It’s an unpleasant topic. But California needs to have a debate about the best way to cut school budgets.
Yes, we shouldn’t be cutting schools. But such cuts are inevitable, with projections showing $20 billion annual deficits at the state level for at least the next four years. More bad news: It’s inescapable that teacher salaries and benefits will be the target of cuts. Salaries and benefits are by far the biggest expense in education. And virtually the entire increase in California spending on education over the past decade has gone to teacher’s salaries, which are among the highest in the nation.
So how best to cut? The goal should be to reduce the impact on students. Instead, cuts have been targeted to reduce the impact on teachers.

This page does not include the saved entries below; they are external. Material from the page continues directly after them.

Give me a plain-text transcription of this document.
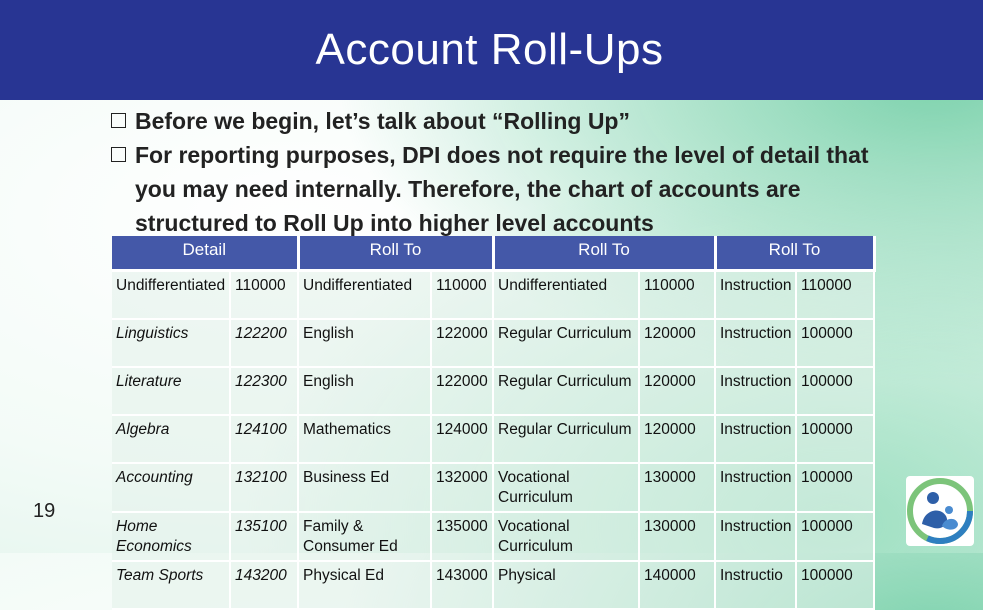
Account Roll-Ups
Before we begin, let’s talk about “Rolling Up”
For reporting purposes, DPI does not require the level of detail that you may need internally. Therefore, the chart of accounts are structured to Roll Up into higher level accounts
Detail		Roll To		Roll To		Roll To	
Undifferentiated	110000	Undifferentiated	110000	Undifferentiated	110000	Instruction	110000
Linguistics	122200	English	122000	Regular Curriculum	120000	Instruction	100000
Literature	122300	English	122000	Regular Curriculum	120000	Instruction	100000
Algebra	124100	Mathematics	124000	Regular Curriculum	120000	Instruction	100000
Accounting	132100	Business Ed	132000	Vocational Curriculum	130000	Instruction	100000
Home Economics	135100	Family & Consumer Ed	135000	Vocational Curriculum	130000	Instruction	100000
Team Sports	143200	Physical Ed	143000	Physical	140000	Instructio	100000
19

Exhibit A is the Los Angeles Unified School District, where administrators and the teachers’ union agreed early this month on a plan to save money by shortening the length of the school year. This agreement has been celebrated for preventing thousands of teacher layoffs. But to save teachers’ jobs, students will be hurt. The agreement means five fewer instruction days during the current school year (the Friday before Memorial Day will be an off day, and school will close four days earlier for summer vacation) and seven fewer days next year.

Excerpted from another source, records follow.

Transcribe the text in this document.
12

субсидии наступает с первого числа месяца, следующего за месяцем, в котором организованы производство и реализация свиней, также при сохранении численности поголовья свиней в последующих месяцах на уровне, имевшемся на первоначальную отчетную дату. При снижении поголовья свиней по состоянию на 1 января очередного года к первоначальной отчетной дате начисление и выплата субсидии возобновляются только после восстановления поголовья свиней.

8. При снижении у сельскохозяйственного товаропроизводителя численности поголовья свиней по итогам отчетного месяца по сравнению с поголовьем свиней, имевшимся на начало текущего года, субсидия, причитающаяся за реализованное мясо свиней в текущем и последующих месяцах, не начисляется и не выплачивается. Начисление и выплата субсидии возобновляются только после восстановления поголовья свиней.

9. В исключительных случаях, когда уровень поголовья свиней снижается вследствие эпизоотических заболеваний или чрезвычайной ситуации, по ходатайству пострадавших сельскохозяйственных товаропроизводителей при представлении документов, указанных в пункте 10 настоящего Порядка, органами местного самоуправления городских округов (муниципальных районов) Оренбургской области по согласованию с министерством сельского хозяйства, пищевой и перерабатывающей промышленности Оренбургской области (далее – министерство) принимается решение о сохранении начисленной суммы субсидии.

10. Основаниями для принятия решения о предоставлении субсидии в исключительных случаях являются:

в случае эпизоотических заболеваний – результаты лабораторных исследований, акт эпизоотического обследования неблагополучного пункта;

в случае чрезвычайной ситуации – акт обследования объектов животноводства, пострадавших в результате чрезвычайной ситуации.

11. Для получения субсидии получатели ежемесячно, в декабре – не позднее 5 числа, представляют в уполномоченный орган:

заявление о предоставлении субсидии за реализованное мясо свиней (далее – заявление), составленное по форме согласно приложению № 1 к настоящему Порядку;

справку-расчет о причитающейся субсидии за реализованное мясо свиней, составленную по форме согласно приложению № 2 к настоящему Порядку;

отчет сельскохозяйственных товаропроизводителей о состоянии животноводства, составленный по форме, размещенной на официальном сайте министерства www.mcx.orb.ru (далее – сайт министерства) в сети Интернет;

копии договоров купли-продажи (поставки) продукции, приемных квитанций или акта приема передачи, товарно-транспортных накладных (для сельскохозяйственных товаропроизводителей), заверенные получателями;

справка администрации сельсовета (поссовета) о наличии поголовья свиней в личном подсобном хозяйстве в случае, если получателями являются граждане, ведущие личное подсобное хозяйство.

Perhaps that doesn’t seem like much, but educational studies find that giving students more time – and more useful time – in the classroom is crucial to improving education. The secret of most great educational success stories – from the late East LA teacher Jaime Escalante to charter schools in inner cities – is not teaching magic but the fact that these teachers and schools almost always provide their students with extra time in the classrooms, often on weekends. In response to research and experience, states from New Mexico to Massachusetts are trying to lengthen school days and school years. LA is going the other way.

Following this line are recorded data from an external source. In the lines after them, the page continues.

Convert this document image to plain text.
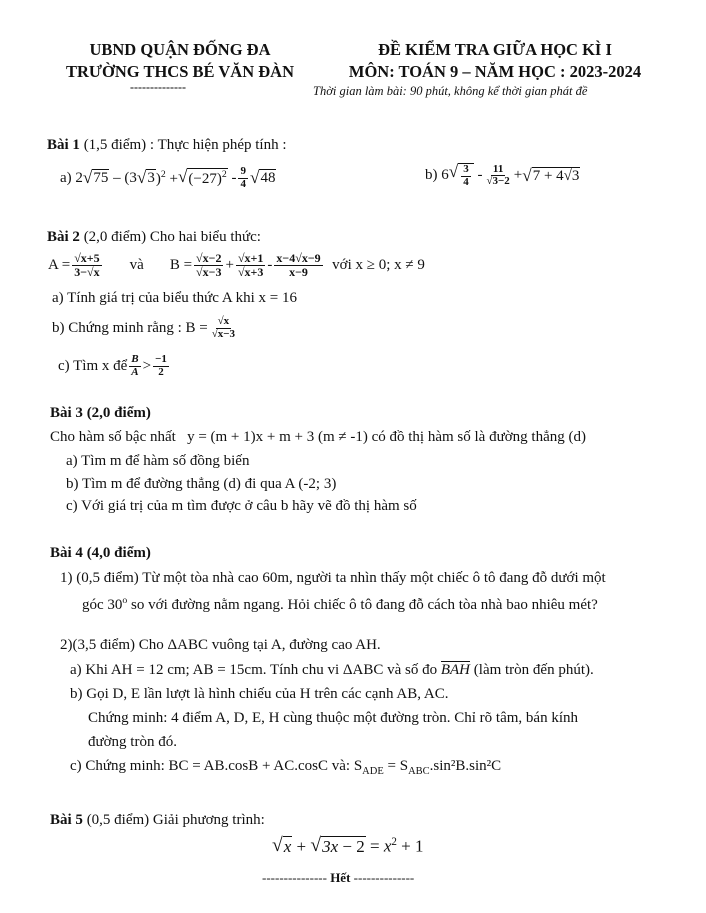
UBND QUẬN ĐỐNG ĐA
TRƯỜNG THCS BÉ VĂN ĐÀN
--------------
ĐỀ KIỂM TRA GIỮA HỌC KÌ I
MÔN: TOÁN 9 – NĂM HỌC : 2023-2024
Thời gian làm bài: 90 phút, không kể thời gian phát đề
Bài 1 (1,5 điểm) : Thực hiện phép tính :
a)
2 √ 75 – (3 √ 3 )$^2$ + √ $(-27)^2 - \frac{9}{4}$ √ 48	b)
6 √ $\frac{3}{4} - \frac{11}{√3-2}$ + √ 7 + 4√3
Bài 2 (2,0 điểm) Cho hai biểu thức:
$A = \frac{√x+5}{3-√x}$ và $B = \frac{√x-2}{√x-3} + \frac{√x+1}{√x+3} - \frac{x-4√x-9}{x-9}$
với x ≥ 0; x ≠ 9
a) Tính giá trị của biểu thức A khi x = 16
b) Chứng minh rằng : $B = \frac{√x}{√x-3}$
c) Tìm x để $\frac{B}{A} > \frac{-1}{2}$
Bài 3 (2,0 điểm)
Cho hàm số bậc nhất y = (m + 1)x + m + 3 (m ≠ -1) có đồ thị hàm số là đường thẳng (d)
a) Tìm m để hàm số đồng biến
b) Tìm m để đường thẳng (d) đi qua A (-2; 3)
c) Với giá trị của m tìm được ở câu b hãy vẽ đồ thị hàm số
Bài 4 (4,0 điểm)
1) (0,5 điểm) Từ một tòa nhà cao 60m, người ta nhìn thấy một chiếc ô tô đang đỗ dưới một
góc 30$^o$ so với đường nằm ngang. Hỏi chiếc ô tô đang đỗ cách tòa nhà bao nhiêu mét?
2)(3,5 điểm) Cho ΔABC vuông tại A, đường cao AH.
a) Khi AH = 12 cm; AB = 15cm. Tính chu vi ΔABC và số đo BAH (làm tròn đến phút).
b) Gọi D, E lần lượt là hình chiếu của H trên các cạnh AB, AC.
Chứng minh: 4 điểm A, D, E, H cùng thuộc một đường tròn. Chỉ rõ tâm, bán kính
đường tròn đó.
c) Chứng minh: BC = AB.cosB + AC.cosC và: $S_{ADE} = S_{ABC}.\sin^2B.\sin^2C$
Bài 5 (0,5 điểm) Giải phương trình:
√ x + √ $3x - 2 = x^2 + 1$
--------------- Hết --------------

What’s the alternative to cutting time? Layoffs have been used in dozens of California districts. They are penny-wise and pound-foolish, since the government has spent hundreds of thousands of dollars on the education, training and development of laid-off teachers. Since union seniority rules protect older teachers, younger teachers – who will be needed to replace those older teachers before too long – are the ones being laid off. In these ways, layoffs merely postpone costs. School districts that use them are eating their seed corn.
No, the best solution is the most difficult to achieve: demanding that teachers work the same hours for less money. This is what many of us in the private sector, including the media, are accepting. It’s what these times require of our teachers, if students are their top priority.